I like cute animals as much as the next guy, but I don’t want to spend my life staring at their digital likenesses in lieu of engaging the mystery of being and the present condition of the world. Terence McKenna once said the following of the Internet:
“The way in which [the internet] will dissolve boundaries is by making us transparent. To each other. I mean, I can imagine a child of the future, we all bring home our drawings to stick on refrigerators, and things like that—in the future we won’t stick them on refrigerators, we will stick them in our website. And everything will go into our website. And by the time we’re 25, or something, our website will be the size of the American Museum of Natural History. And you can wander through it. And as a gesture of intimacy you can invite someone else to wander through it. Well that’s who you are—it’s your imagination. And, I think, in a sense, I’ve said, at times, that: The cultural enterprise is an effort to turn ourselves inside out. We want to put the body into the imagination, and we want the imagination to replace the laws of physics.”

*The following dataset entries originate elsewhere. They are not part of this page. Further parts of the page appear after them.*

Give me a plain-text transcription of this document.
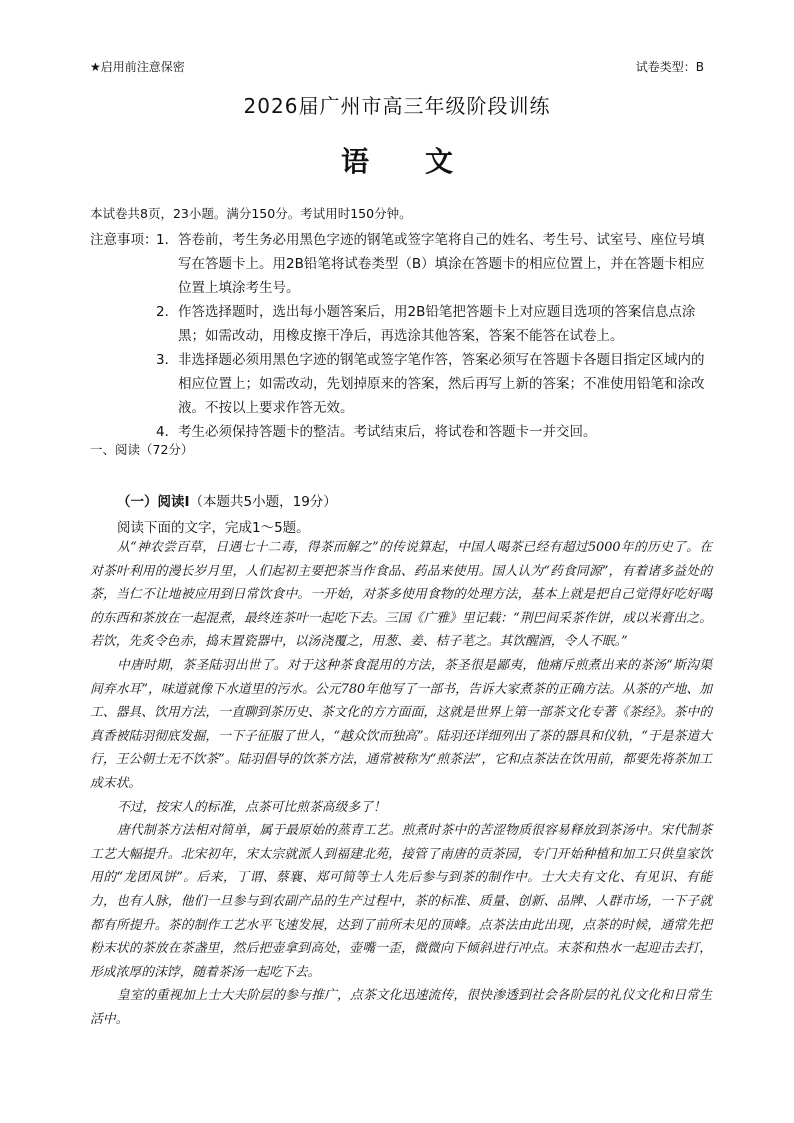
★启用前注意保密	试卷类型：B
2026届广州市高三年级阶段训练
语文
本试卷共8页，23小题。满分150分。考试用时150分钟。
注意事项：
1． 答卷前，考生务必用黑色字迹的钢笔或签字笔将自己的姓名、考生号、试室号、座位号填写在答题卡上。用2B铅笔将试卷类型（B）填涂在答题卡的相应位置上，并在答题卡相应位置上填涂考生号。
2． 作答选择题时，选出每小题答案后，用2B铅笔把答题卡上对应题目选项的答案信息点涂黑；如需改动，用橡皮擦干净后，再选涂其他答案，答案不能答在试卷上。
3． 非选择题必须用黑色字迹的钢笔或签字笔作答，答案必须写在答题卡各题目指定区域内的相应位置上；如需改动，先划掉原来的答案，然后再写上新的答案；不准使用铅笔和涂改液。不按以上要求作答无效。
4． 考生必须保持答题卡的整洁。考试结束后，将试卷和答题卡一并交回。
一、阅读（72分）
（一）阅读Ⅰ（本题共5小题，19分）
阅读下面的文字，完成1～5题。

从“神农尝百草，日遇七十二毒，得茶而解之”的传说算起，中国人喝茶已经有超过5000年的历史了。在对茶叶利用的漫长岁月里，人们起初主要把茶当作食品、药品来使用。国人认为“药食同源”，有着诸多益处的茶，当仁不让地被应用到日常饮食中。一开始，对茶多使用食物的处理方法，基本上就是把自己觉得好吃好喝的东西和茶放在一起混煮，最终连茶叶一起吃下去。三国《广雅》里记载：“荆巴间采茶作饼，成以米膏出之。若饮，先炙令色赤，捣末置瓷器中，以汤浇覆之，用葱、姜、桔子芼之。其饮醒酒，令人不眠。”

中唐时期，茶圣陆羽出世了。对于这种茶食混用的方法，茶圣很是鄙夷，他痛斥煎煮出来的茶汤“斯沟渠间弃水耳”，味道就像下水道里的污水。公元780年他写了一部书，告诉大家煮茶的正确方法。从茶的产地、加工、器具、饮用方法，一直聊到茶历史、茶文化的方方面面，这就是世界上第一部茶文化专著《茶经》。茶中的真香被陆羽彻底发掘，一下子征服了世人，“越众饮而独高”。陆羽还详细列出了茶的器具和仪轨，“于是茶道大行，王公朝士无不饮茶”。陆羽倡导的饮茶方法，通常被称为“煎茶法”，它和点茶法在饮用前，都要先将茶加工成末状。

不过，按宋人的标准，点茶可比煎茶高级多了！

唐代制茶方法相对简单，属于最原始的蒸青工艺。煎煮时茶中的苦涩物质很容易释放到茶汤中。宋代制茶工艺大幅提升。北宋初年，宋太宗就派人到福建北苑，接管了南唐的贡茶园，专门开始种植和加工只供皇家饮用的“龙团凤饼”。后来，丁谓、蔡襄、郑可简等士人先后参与到茶的制作中。士大夫有文化、有见识、有能力，也有人脉，他们一旦参与到农副产品的生产过程中，茶的标准、质量、创新、品牌、人群市场，一下子就都有所提升。茶的制作工艺水平飞速发展，达到了前所未见的顶峰。点茶法由此出现，点茶的时候，通常先把粉末状的茶放在茶盏里，然后把壶拿到高处，壶嘴一歪，微微向下倾斜进行冲点。末茶和热水一起迎击去打，形成浓厚的沫饽，随着茶汤一起吃下去。

皇室的重视加上士大夫阶层的参与推广，点茶文化迅速流传，很快渗透到社会各阶层的礼仪文化和日常生活中。
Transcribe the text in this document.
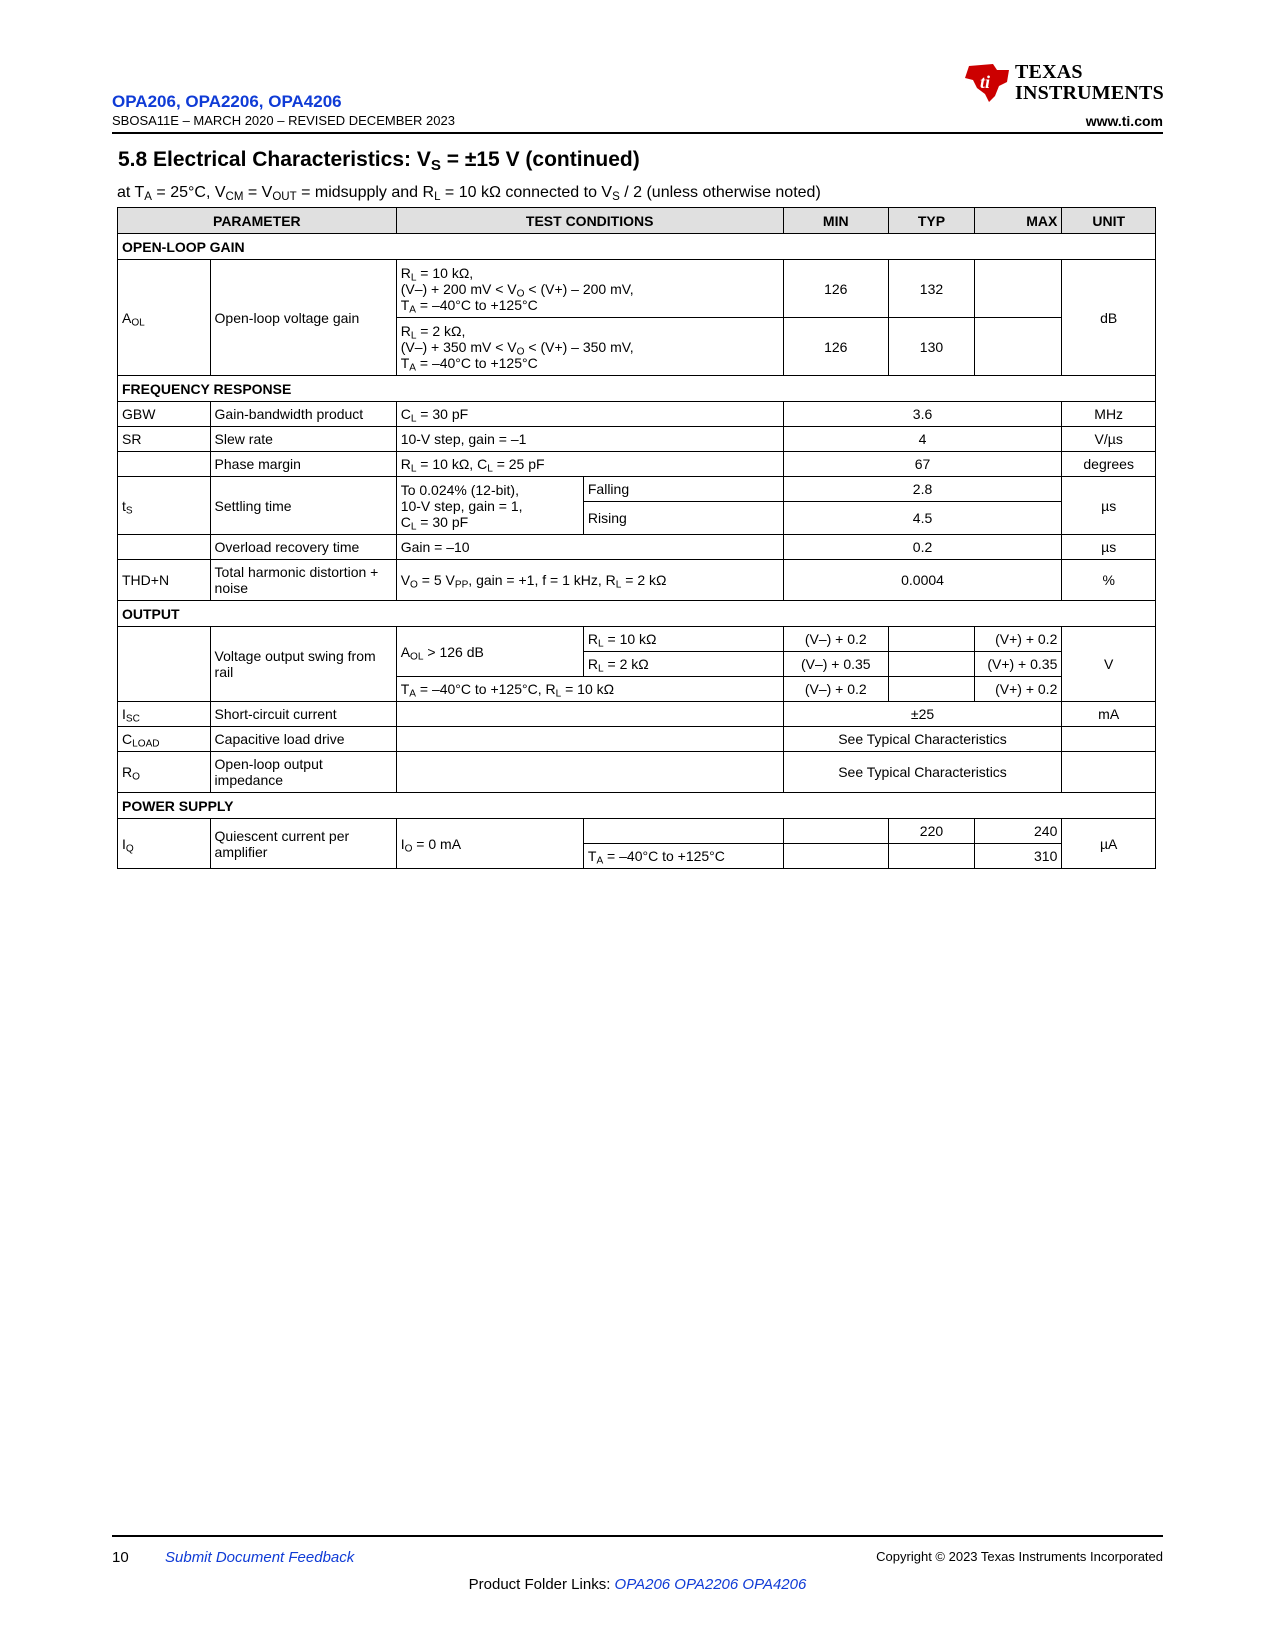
OPA206, OPA2206, OPA4206
SBOSA11E – MARCH 2020 – REVISED DECEMBER 2023
ti TEXAS
INSTRUMENTS
www.ti.com
5.8 Electrical Characteristics: $V_S = \pm 15$ V (continued)
at $T_A = 25^\circ C$, $V_{CM} = V_{OUT}$ = midsupply and $R_L = 10$ kΩ connected to $V_S / 2$ (unless otherwise noted)
PARAMETER		TEST CONDITIONS		MIN	TYP	MAX	UNIT
OPEN-LOOP GAIN							
$A_{OL}$	Open-loop voltage gain	$R_L = 10$ kΩ,
(V–) + 200 mV < $V_O < (V+) - 200$ mV,
$T_A = -40^\circ C$ to +125°C		126	132		dB
		$R_L = 2$ kΩ,
(V–) + 350 mV < $V_O < (V+) - 350$ mV,
$T_A = -40^\circ C$ to +125°C		126	130		
FREQUENCY RESPONSE							
GBW	Gain-bandwidth product	$C_L = 30$ pF		3.6			MHz
SR	Slew rate	10-V step, gain = –1		4			V/µs
	Phase margin	$R_L = 10$ kΩ, $C_L = 25$ pF		67			degrees
$t_S$	Settling time	To 0.024% (12-bit),
10-V step, gain = 1,
$C_L = 30$ pF	Falling	2.8			µs
			Rising	4.5			
	Overload recovery time	Gain = –10		0.2			µs
THD+N	Total harmonic distortion + noise	$V_O = 5$ $V_{PP}$, gain = +1, f = 1 kHz, $R_L = 2$ kΩ		0.0004			%
OUTPUT							
	Voltage output swing from rail	$A_{OL} > 126$ dB	$R_L = 10$ kΩ	(V–) + 0.2		(V+) + 0.2	V
			$R_L = 2$ kΩ	(V–) + 0.35		(V+) + 0.35	
		$T_A = -40^\circ C$ to +125°C, $R_L = 10$ kΩ		(V–) + 0.2		(V+) + 0.2	
$I_{SC}$	Short-circuit current			±25			mA
$C_{LOAD}$	Capacitive load drive			See Typical Characteristics			
$R_O$	Open-loop output impedance			See Typical Characteristics			
POWER SUPPLY							
$I_Q$	Quiescent current per amplifier	$I_O = 0$ mA			220	240	µA
			$T_A = -40^\circ C$ to +125°C			310	
10 Submit Document Feedback	Copyright © 2023 Texas Instruments Incorporated
Product Folder Links: OPA206 OPA2206 OPA4206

I adore this passage, but I’m inclined to wonder: what kinds of drawings have we wound up sticking on our proverbial refrigerators? Are we being transparent in sharing the complex, oft-unsexy, mysterious reality of our existences? Are we expressing ourselves creatively and sharing enriching, educational artifacts? Are we building a museum that would actually be worth visiting? Or are we mostly sharing selfies and food-pics, complaining about our favorite sports teams, and looking at everyone else’s selfies and food-pics and complaints about sports teams?
Marinate on these questions, and perhaps you’ll decide, like me, to build, absorb, and share content that seems more meaningful, compassionate, educational, thought-provoking, artistic, and/or humanistically/existentially illuminating. There is more to be said on a number of the topics I’ve raised in this post, and I will try to expand on these ideas in future essays. For now, I’ll let you get back to building and/or wandering through the multiverse.